Under (NMC 2015) people and organisation required Mental health Nurses and other health professional to work together by having duty of care to prevent risks and have experiences of preventing abuse and neglect in the community (DH 2014)
As the lead coordinating organizations, the local authority maintains responsibility, while the NHS safeguard our service users (London Multi- Agency safeguarding for Adult Policy and Procedures).Psychological stress, social isolation depression and reduced quality of life is associated with financial hardship (Tucker-Seeley et al, 2012).
The quality of life is promoted, the outcomes gets improved through financial and assistance relief.
In summary, Groups of mentally disordered older people vulnerability is restricted to access to health, homelessness and accommodation outcomes. Also, older population of mental disordered groups in England represent a high risk of vulnerable homelessness among their groups due to factors such as social isolation, high rates of financial hardship and lack of social participation. This vulnerability increased rates of hospitalisation amongst older group due to health issues such as chronic chest, respiratory, wound and skin problems leading to mortality, reducing functional and cognitive capacity.

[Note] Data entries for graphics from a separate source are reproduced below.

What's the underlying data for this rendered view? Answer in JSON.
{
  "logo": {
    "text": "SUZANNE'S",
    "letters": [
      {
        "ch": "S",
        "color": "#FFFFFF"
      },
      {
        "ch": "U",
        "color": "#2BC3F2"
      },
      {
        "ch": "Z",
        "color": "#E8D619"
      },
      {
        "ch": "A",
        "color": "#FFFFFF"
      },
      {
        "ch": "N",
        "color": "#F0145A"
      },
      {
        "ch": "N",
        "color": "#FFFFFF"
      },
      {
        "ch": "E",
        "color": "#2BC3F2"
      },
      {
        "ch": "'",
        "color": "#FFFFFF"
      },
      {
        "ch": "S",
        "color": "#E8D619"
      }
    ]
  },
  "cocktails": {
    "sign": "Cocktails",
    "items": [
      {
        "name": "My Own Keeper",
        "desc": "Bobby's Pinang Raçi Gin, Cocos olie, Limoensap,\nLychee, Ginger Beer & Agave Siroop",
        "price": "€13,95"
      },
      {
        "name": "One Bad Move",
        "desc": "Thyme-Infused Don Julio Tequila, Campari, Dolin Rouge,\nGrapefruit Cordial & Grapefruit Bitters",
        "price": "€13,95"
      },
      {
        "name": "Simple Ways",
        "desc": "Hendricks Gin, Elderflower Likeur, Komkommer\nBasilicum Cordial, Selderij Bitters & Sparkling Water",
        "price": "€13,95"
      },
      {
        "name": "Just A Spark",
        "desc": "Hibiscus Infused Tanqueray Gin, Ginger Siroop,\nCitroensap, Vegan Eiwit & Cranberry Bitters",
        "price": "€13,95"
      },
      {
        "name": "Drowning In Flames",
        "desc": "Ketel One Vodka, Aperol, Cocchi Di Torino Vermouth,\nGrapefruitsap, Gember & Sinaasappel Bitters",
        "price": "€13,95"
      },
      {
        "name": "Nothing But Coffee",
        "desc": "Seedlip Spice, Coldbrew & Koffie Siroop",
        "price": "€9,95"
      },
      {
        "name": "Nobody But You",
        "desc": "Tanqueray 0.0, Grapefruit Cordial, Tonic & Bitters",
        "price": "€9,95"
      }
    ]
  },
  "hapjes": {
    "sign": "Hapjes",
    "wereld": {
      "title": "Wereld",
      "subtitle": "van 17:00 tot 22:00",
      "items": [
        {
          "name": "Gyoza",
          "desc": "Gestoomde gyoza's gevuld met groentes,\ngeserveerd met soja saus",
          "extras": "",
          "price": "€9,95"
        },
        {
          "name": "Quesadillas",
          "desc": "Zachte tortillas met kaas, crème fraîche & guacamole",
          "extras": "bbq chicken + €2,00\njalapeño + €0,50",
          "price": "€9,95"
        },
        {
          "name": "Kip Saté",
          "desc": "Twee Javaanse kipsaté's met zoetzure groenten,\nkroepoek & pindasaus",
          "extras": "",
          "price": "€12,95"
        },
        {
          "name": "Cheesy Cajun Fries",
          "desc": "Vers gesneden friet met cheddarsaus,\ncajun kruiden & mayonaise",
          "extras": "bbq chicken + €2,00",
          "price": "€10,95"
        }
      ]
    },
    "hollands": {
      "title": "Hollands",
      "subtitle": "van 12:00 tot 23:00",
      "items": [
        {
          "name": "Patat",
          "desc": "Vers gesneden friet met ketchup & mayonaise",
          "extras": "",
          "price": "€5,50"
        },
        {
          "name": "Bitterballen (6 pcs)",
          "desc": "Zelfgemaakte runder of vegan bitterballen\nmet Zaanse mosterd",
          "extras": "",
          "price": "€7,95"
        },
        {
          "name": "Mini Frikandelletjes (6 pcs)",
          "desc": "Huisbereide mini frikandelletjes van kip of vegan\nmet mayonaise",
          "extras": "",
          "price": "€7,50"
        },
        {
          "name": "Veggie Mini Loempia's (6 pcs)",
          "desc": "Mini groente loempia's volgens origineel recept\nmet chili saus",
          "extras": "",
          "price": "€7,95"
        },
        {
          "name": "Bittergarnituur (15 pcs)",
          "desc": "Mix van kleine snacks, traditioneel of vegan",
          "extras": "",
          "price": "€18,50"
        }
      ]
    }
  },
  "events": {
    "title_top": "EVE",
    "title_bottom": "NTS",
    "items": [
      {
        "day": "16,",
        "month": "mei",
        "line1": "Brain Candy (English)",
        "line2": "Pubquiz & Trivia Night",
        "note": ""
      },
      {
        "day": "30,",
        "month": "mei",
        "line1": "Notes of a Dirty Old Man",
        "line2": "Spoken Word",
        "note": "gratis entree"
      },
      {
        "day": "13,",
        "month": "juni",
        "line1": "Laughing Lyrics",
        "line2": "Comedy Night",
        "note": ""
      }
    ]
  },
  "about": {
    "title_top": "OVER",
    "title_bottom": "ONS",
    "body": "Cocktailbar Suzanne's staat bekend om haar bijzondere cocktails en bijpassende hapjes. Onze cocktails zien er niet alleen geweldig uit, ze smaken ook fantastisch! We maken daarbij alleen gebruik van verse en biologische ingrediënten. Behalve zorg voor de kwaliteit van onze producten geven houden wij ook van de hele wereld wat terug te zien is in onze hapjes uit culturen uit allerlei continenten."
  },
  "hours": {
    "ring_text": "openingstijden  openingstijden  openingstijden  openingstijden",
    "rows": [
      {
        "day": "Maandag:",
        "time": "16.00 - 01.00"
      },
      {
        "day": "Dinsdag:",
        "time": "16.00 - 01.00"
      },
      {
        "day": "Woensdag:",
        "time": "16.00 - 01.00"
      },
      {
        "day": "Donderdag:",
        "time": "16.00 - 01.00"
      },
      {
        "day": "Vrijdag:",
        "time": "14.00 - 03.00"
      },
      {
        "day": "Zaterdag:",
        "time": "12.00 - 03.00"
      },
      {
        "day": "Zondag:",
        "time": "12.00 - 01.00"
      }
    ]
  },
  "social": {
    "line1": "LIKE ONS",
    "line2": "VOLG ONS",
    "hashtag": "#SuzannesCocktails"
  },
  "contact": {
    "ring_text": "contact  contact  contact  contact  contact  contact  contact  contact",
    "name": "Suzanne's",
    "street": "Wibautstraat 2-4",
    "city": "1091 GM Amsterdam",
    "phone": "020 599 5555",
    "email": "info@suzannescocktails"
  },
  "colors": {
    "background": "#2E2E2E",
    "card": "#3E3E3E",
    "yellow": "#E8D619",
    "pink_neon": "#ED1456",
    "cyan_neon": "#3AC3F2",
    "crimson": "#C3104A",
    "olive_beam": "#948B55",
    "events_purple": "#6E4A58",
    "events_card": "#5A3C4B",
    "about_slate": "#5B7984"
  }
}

Early intervention for the vulnerable is vital with the services of Multi-professional and Multi agency approach. In addition, other health professionals from other disciplines must act in a variety of ways to recognize vulnerable homelessness in particular Mental Health professionals. Under the interventions multi agency working along other Agencies such as local authorise help find homes for the qualified vulnerable older groups.
Lastly finding crucial vulnerability risks ways to overcome increased older groups of homelessness in the society is important.